By Isla Binnie
MADRID (Reuters) -Global wind power leader Iberdrola reported a 10% fall in net profit on Wednesday but beat market expectations for a turbulent nine months on energy markets which saw its home government in Spain swoop on utilities’ earnings.
Power and gas prices have soared to record highs around the world as economies fired up after the coronavirus pandemic, but companies like Iberdrola say they have not benefited from this as they lock in prices with customers in advance.
Net profit of 2.41 billion euros ($2.8 billion) nevertheless came in just above a consensus forecast of 2.36 billion euros drawn from a poll of 10 analysts provided by the company.

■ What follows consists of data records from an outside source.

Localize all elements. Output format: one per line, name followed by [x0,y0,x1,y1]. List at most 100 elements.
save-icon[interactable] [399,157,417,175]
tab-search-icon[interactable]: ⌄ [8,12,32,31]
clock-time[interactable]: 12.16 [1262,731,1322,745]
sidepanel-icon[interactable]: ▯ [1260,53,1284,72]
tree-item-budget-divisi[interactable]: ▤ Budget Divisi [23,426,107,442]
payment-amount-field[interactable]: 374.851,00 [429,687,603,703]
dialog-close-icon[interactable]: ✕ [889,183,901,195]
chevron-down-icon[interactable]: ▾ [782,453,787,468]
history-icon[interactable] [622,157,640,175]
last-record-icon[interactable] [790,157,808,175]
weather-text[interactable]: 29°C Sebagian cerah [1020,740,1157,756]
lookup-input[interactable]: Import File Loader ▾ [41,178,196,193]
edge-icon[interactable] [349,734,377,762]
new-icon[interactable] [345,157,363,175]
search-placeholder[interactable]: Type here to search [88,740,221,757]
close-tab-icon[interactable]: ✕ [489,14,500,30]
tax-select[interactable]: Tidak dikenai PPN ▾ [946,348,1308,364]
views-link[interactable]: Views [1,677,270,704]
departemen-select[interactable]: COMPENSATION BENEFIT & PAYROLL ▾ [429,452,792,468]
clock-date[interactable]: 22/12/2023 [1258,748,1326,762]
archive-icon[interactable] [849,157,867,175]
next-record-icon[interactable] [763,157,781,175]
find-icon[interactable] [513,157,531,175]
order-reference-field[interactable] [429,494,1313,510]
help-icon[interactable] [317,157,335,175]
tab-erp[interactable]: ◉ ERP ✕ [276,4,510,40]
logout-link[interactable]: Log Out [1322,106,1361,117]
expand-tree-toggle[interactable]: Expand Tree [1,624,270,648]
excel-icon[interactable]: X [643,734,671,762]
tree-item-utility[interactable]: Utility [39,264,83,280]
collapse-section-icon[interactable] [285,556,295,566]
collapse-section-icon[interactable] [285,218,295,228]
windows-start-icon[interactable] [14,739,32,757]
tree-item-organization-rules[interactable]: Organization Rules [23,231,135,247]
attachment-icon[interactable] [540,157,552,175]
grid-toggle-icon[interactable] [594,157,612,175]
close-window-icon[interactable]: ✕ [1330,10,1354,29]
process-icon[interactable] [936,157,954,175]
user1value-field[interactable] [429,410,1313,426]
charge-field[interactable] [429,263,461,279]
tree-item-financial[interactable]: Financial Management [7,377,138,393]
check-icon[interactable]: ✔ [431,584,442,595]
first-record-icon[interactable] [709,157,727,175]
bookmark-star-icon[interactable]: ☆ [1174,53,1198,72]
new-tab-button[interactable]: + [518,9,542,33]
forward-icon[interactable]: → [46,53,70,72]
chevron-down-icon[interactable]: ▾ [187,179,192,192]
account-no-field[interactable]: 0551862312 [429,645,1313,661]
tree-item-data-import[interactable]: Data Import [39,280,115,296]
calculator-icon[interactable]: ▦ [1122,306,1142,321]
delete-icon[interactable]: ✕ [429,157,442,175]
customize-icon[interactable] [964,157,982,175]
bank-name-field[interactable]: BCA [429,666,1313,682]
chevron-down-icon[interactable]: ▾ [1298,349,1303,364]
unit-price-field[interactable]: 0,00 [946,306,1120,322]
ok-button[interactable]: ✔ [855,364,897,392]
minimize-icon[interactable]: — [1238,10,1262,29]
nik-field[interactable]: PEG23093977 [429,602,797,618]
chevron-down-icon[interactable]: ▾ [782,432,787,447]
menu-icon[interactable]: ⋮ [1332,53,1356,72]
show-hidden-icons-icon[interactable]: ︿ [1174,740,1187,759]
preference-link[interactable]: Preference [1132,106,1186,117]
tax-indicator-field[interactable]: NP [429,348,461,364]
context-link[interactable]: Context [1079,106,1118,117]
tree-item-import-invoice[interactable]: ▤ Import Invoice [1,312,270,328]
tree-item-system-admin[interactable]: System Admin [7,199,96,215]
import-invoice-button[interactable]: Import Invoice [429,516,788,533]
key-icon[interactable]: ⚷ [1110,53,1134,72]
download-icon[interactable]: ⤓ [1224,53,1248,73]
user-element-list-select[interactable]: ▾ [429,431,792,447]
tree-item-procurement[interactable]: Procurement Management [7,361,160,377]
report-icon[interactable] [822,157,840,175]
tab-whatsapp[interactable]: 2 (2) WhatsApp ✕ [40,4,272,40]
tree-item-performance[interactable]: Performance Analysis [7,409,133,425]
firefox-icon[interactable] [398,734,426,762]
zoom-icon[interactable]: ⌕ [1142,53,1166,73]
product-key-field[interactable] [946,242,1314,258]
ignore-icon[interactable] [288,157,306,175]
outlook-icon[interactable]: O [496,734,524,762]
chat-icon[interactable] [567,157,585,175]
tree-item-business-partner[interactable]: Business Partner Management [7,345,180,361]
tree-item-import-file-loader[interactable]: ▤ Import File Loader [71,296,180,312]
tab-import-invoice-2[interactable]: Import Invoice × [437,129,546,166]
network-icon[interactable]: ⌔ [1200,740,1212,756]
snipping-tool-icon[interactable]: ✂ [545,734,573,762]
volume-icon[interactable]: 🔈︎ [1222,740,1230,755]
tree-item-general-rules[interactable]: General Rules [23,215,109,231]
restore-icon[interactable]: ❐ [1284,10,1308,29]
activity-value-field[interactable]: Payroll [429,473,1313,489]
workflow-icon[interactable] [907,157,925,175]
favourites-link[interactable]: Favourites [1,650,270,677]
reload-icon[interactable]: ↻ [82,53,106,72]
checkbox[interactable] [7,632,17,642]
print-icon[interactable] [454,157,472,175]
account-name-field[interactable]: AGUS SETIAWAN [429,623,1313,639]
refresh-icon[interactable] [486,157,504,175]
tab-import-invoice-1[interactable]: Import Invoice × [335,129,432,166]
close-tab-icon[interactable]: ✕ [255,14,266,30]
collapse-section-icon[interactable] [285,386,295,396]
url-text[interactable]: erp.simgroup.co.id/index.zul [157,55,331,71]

Government targets to reduce planet-warming carbon emissions and strong investor appetite for environmentally sustainable businesses have buoyed Iberdrola’s plans to spend 150 billion euros on tripling its global renewable capacity by 2030 in spite of the market volatility.
The company stuck to its financial guidance for the full year and said it was speeding up the expansion of its offshore wind business, a new and fast-growing sector that is key to the decarbonisation plans of some of the world’s biggest economies.
It now has huge turbines with a combined capacity of 1.5 gigawatts spinning offshore and is building a further 2.6 GW in France, the United States and Germany.
The biggest one-off tax charge in the period came from Britain, where Iberdrola operates through Scottish Power.
It said it also took an 85 million euro hit from a controversial move by Spain’s government to claw back profits from firms seen to have made excessive profits from high gas prices, which has since been softened.
Net profit adjusted for the impact of the one-off factors which also include the pandemic rose 5.2% year-on-year to 2.69 billion euros.